Journaling file system
RAID Recovery - Journaling file system
A journaling file system is file system that before submitting the changes to the main file system logs them to a journal with the objective of protecting the file systems against any probable form of corruption in the event of power failure or system crash. These logs are usually circular logs in a dedicated area. Quite a many write operations are required so that the update of the files reflect the changes to the files and directories. Hence the requirement of a race condition comes up wherein f there is an interruption between the writes can leave data structures in an invalid intermediate stage.
In a journal file system the changes that are intended to be made are maintained in a journal ahead of time. The changes are replayed from the journal until the file system is consistent again. The recovery process is therefore simple and the changes are atomic or indivisible because they either succeed or are not replayed at all.
Most of the file systems put the journal in a special hidden file or a contiguous area that has a guarantee that it won’t move or change size while the file system is mounted.

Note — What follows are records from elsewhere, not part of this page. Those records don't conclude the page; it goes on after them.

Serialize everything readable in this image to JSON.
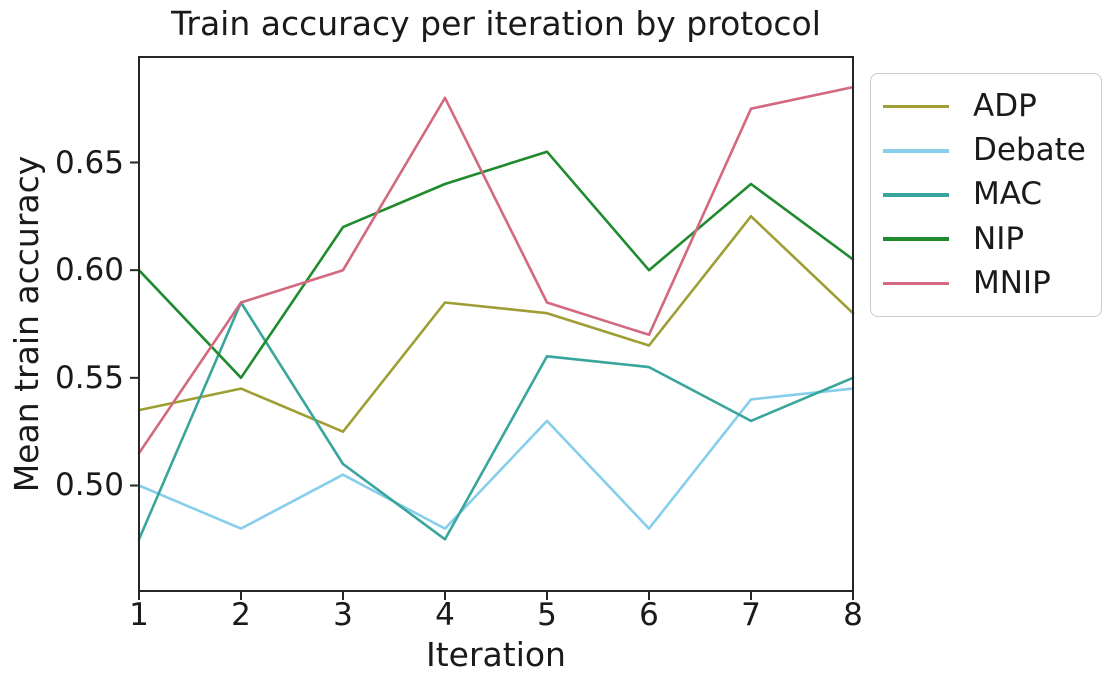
{
  "figure": {
    "background": "#ffffff",
    "text_color": "#1a1a1a",
    "frame_color": "#262626",
    "legend_border_color": "#cbcbcb"
  },
  "chart_data": {
    "type": "line",
    "title": "Train accuracy per iteration by protocol",
    "xlabel": "Iteration",
    "ylabel": "Mean train accuracy",
    "x": [
      1,
      2,
      3,
      4,
      5,
      6,
      7,
      8
    ],
    "xlim": [
      1,
      8
    ],
    "ylim": [
      0.451,
      0.699
    ],
    "xtick_labels": [
      "1",
      "2",
      "3",
      "4",
      "5",
      "6",
      "7",
      "8"
    ],
    "yticks": [
      0.5,
      0.55,
      0.6,
      0.65
    ],
    "ytick_labels": [
      "0.50",
      "0.55",
      "0.60",
      "0.65"
    ],
    "grid": false,
    "legend_position": "outside-right",
    "series": [
      {
        "name": "ADP",
        "color": "#9e9e35",
        "values": [
          0.535,
          0.545,
          0.525,
          0.585,
          0.58,
          0.565,
          0.625,
          0.58
        ]
      },
      {
        "name": "Debate",
        "color": "#87ceeb",
        "values": [
          0.5,
          0.48,
          0.505,
          0.48,
          0.53,
          0.48,
          0.54,
          0.545
        ]
      },
      {
        "name": "MAC",
        "color": "#39a59c",
        "values": [
          0.475,
          0.585,
          0.51,
          0.475,
          0.56,
          0.555,
          0.53,
          0.55
        ]
      },
      {
        "name": "NIP",
        "color": "#208b2e",
        "values": [
          0.6,
          0.55,
          0.62,
          0.64,
          0.655,
          0.6,
          0.64,
          0.605
        ]
      },
      {
        "name": "MNIP",
        "color": "#d2697e",
        "values": [
          0.515,
          0.585,
          0.6,
          0.68,
          0.585,
          0.57,
          0.675,
          0.685
        ]
      }
    ]
  }
}
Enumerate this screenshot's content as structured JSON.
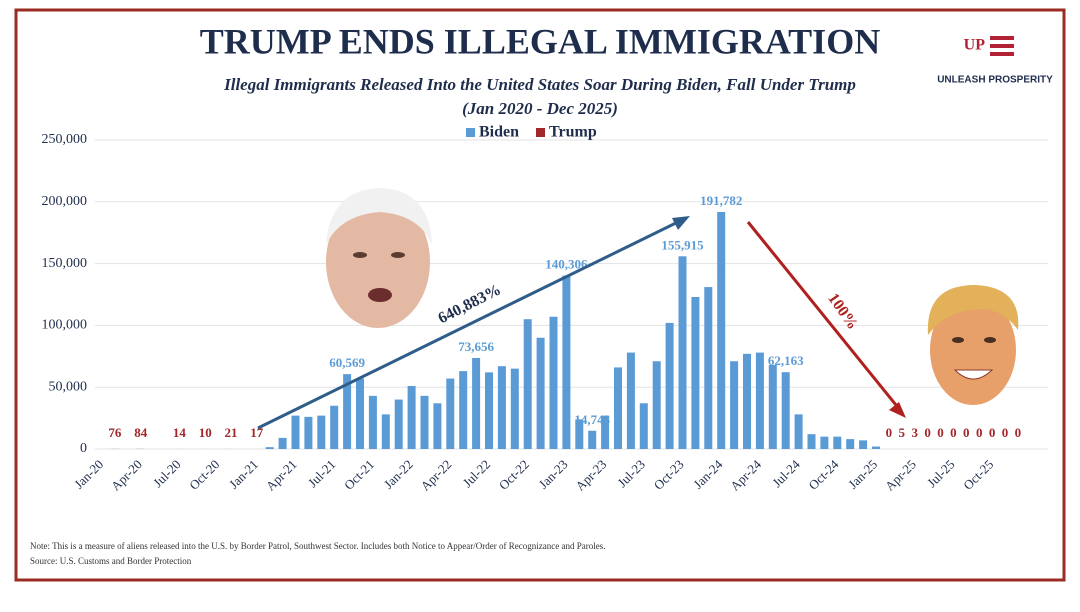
{
  "chart_data": {
    "type": "bar",
    "title": "TRUMP ENDS ILLEGAL IMMIGRATION",
    "subtitle": "Illegal Immigrants Released Into the United States Soar During Biden, Fall Under Trump",
    "date_range": "(Jan 2020 - Dec 2025)",
    "logo_mark": "UP",
    "logo_text": "UNLEASH PROSPERITY",
    "categories": [
      "Jan-20",
      null,
      null,
      "Apr-20",
      null,
      null,
      "Jul-20",
      null,
      null,
      "Oct-20",
      null,
      null,
      "Jan-21",
      null,
      null,
      "Apr-21",
      null,
      null,
      "Jul-21",
      null,
      null,
      "Oct-21",
      null,
      null,
      "Jan-22",
      null,
      null,
      "Apr-22",
      null,
      null,
      "Jul-22",
      null,
      null,
      "Oct-22",
      null,
      null,
      "Jan-23",
      null,
      null,
      "Apr-23",
      null,
      null,
      "Jul-23",
      null,
      null,
      "Oct-23",
      null,
      null,
      "Jan-24",
      null,
      null,
      "Apr-24",
      null,
      null,
      "Jul-24",
      null,
      null,
      "Oct-24",
      null,
      null,
      "Jan-25",
      null,
      null,
      "Apr-25",
      null,
      null,
      "Jul-25",
      null,
      null,
      "Oct-25",
      null,
      null
    ],
    "series": [
      {
        "name": "Biden",
        "color": "#5b9bd5",
        "values": [
          null,
          null,
          null,
          null,
          null,
          null,
          null,
          null,
          null,
          null,
          null,
          null,
          null,
          1500,
          9000,
          27000,
          26000,
          27000,
          35000,
          60569,
          57000,
          43000,
          28000,
          40000,
          51000,
          43000,
          37000,
          57000,
          63000,
          73656,
          62000,
          67000,
          65000,
          105000,
          90000,
          107000,
          140306,
          24000,
          14743,
          27000,
          66000,
          78000,
          37000,
          71000,
          102000,
          155915,
          123000,
          131000,
          191782,
          71000,
          77000,
          78000,
          68000,
          62163,
          28000,
          12000,
          10000,
          10000,
          8000,
          7000,
          2000,
          null,
          null,
          null,
          null,
          null,
          null,
          null,
          null,
          null,
          null,
          null
        ],
        "value_labels": [
          null,
          null,
          null,
          null,
          null,
          null,
          null,
          null,
          null,
          null,
          null,
          null,
          null,
          null,
          null,
          null,
          null,
          null,
          null,
          "60,569",
          null,
          null,
          null,
          null,
          null,
          null,
          null,
          null,
          null,
          "73,656",
          null,
          null,
          null,
          null,
          null,
          null,
          "140,306",
          null,
          "14,743",
          null,
          null,
          null,
          null,
          null,
          null,
          "155,915",
          null,
          null,
          "191,782",
          null,
          null,
          null,
          null,
          "62,163",
          null,
          null,
          null,
          null,
          null,
          null,
          null,
          null,
          null,
          null,
          null,
          null,
          null,
          null,
          null,
          null,
          null,
          null
        ]
      },
      {
        "name": "Trump",
        "color": "#a3262a",
        "values": [
          null,
          76,
          null,
          84,
          null,
          null,
          14,
          null,
          10,
          null,
          21,
          null,
          17,
          null,
          null,
          null,
          null,
          null,
          null,
          null,
          null,
          null,
          null,
          null,
          null,
          null,
          null,
          null,
          null,
          null,
          null,
          null,
          null,
          null,
          null,
          null,
          null,
          null,
          null,
          null,
          null,
          null,
          null,
          null,
          null,
          null,
          null,
          null,
          null,
          null,
          null,
          null,
          null,
          null,
          null,
          null,
          null,
          null,
          null,
          null,
          null,
          0,
          5,
          3,
          0,
          0,
          0,
          0,
          0,
          0,
          0,
          0
        ]
      }
    ],
    "ylim": [
      0,
      250000
    ],
    "yticks": [
      0,
      {
        "value": 50000,
        "label": "50,000"
      },
      {
        "value": 100000,
        "label": "100,000"
      },
      {
        "value": 150000,
        "label": "150,000"
      },
      {
        "value": 200000,
        "label": "200,000"
      },
      {
        "value": 250000,
        "label": "250,000"
      }
    ],
    "grid": true,
    "annotations": [
      "640,883%",
      "100%"
    ],
    "note": "Note: This is a measure of aliens released into the U.S. by Border Patrol, Southwest Sector. Includes both Notice to Appear/Order of Recognizance and Paroles.",
    "source": "Source: U.S. Customs and Border Protection"
  }
}
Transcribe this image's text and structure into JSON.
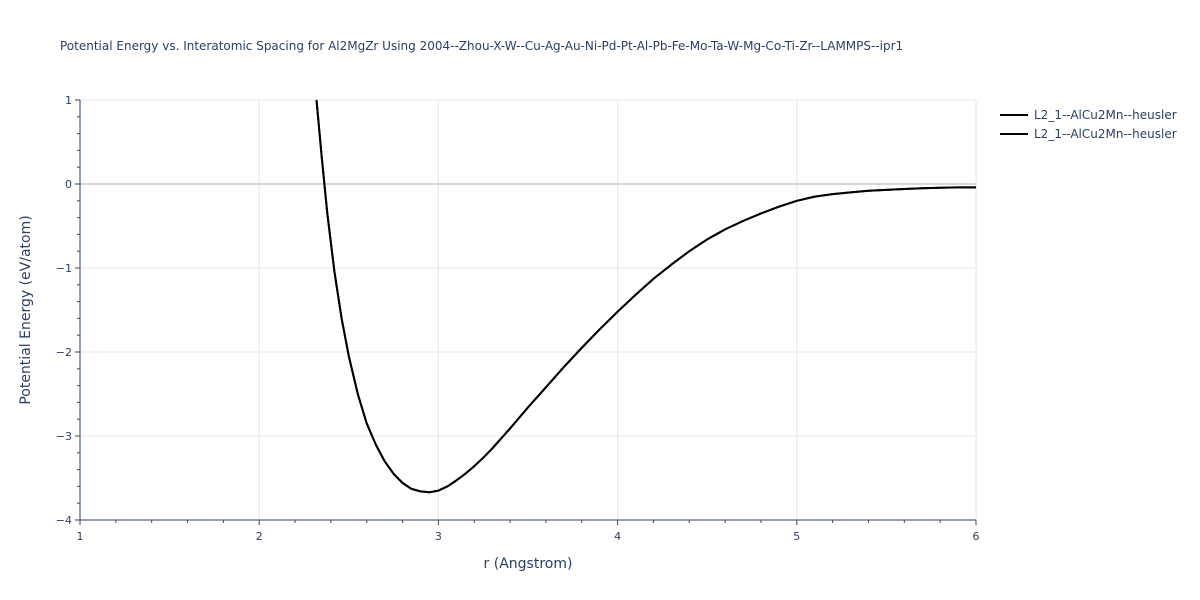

Verbatim copies of the blocks that are to be written later are logged by a physical journal. The information about the changes are logged by a logical journal in a special, compact format such as XFS or the USN journal (NTFS). The amount of data that is required to be read from and written to the journal in large metadata-heavy operations is reduced when journals are logged in the above mentioned way.
The error checking codes that are used by the disk drives apply to the whole disk blocks and not the individual bits or bytes and this prevents the code from that block from getting updated and resulting in all the bytes in the block becoming unreadable in case of a power failure in the middle of a write. In this exercise a physical journal that can overwrite entire blocks without needing to access their old content is comparatively less risky than the logical drives.
There are certain UFS implementations that avoid journaling and implement soft updates. The writes are ordered in such a way that the on-disk file system is never inconsistent and if there is an inconsistency like storage leak in case of crash, it can be treated. At the next mount the free space map is reconciled against a full walk of the file system and these leaks are treated. Usually in the background the garbage collection is done.
As journaling requires the data to be written twice, journaling can have a serious impact on performance. In metadata-journaling, only the changes to the file metadata are stored in the journal and hence it is a compromise between reliability and performance. In this process, the unjournaled file data and the journaled metadata can fall out of sync and hence opportunities are left for data corruption.
Write-twice penalty do not apply in the log-structured file systems as the journal itself is in the file system. In order to avoid double write penalty certain UNIX systems do apply similar techniques though commonly UNIX systems are not log structured.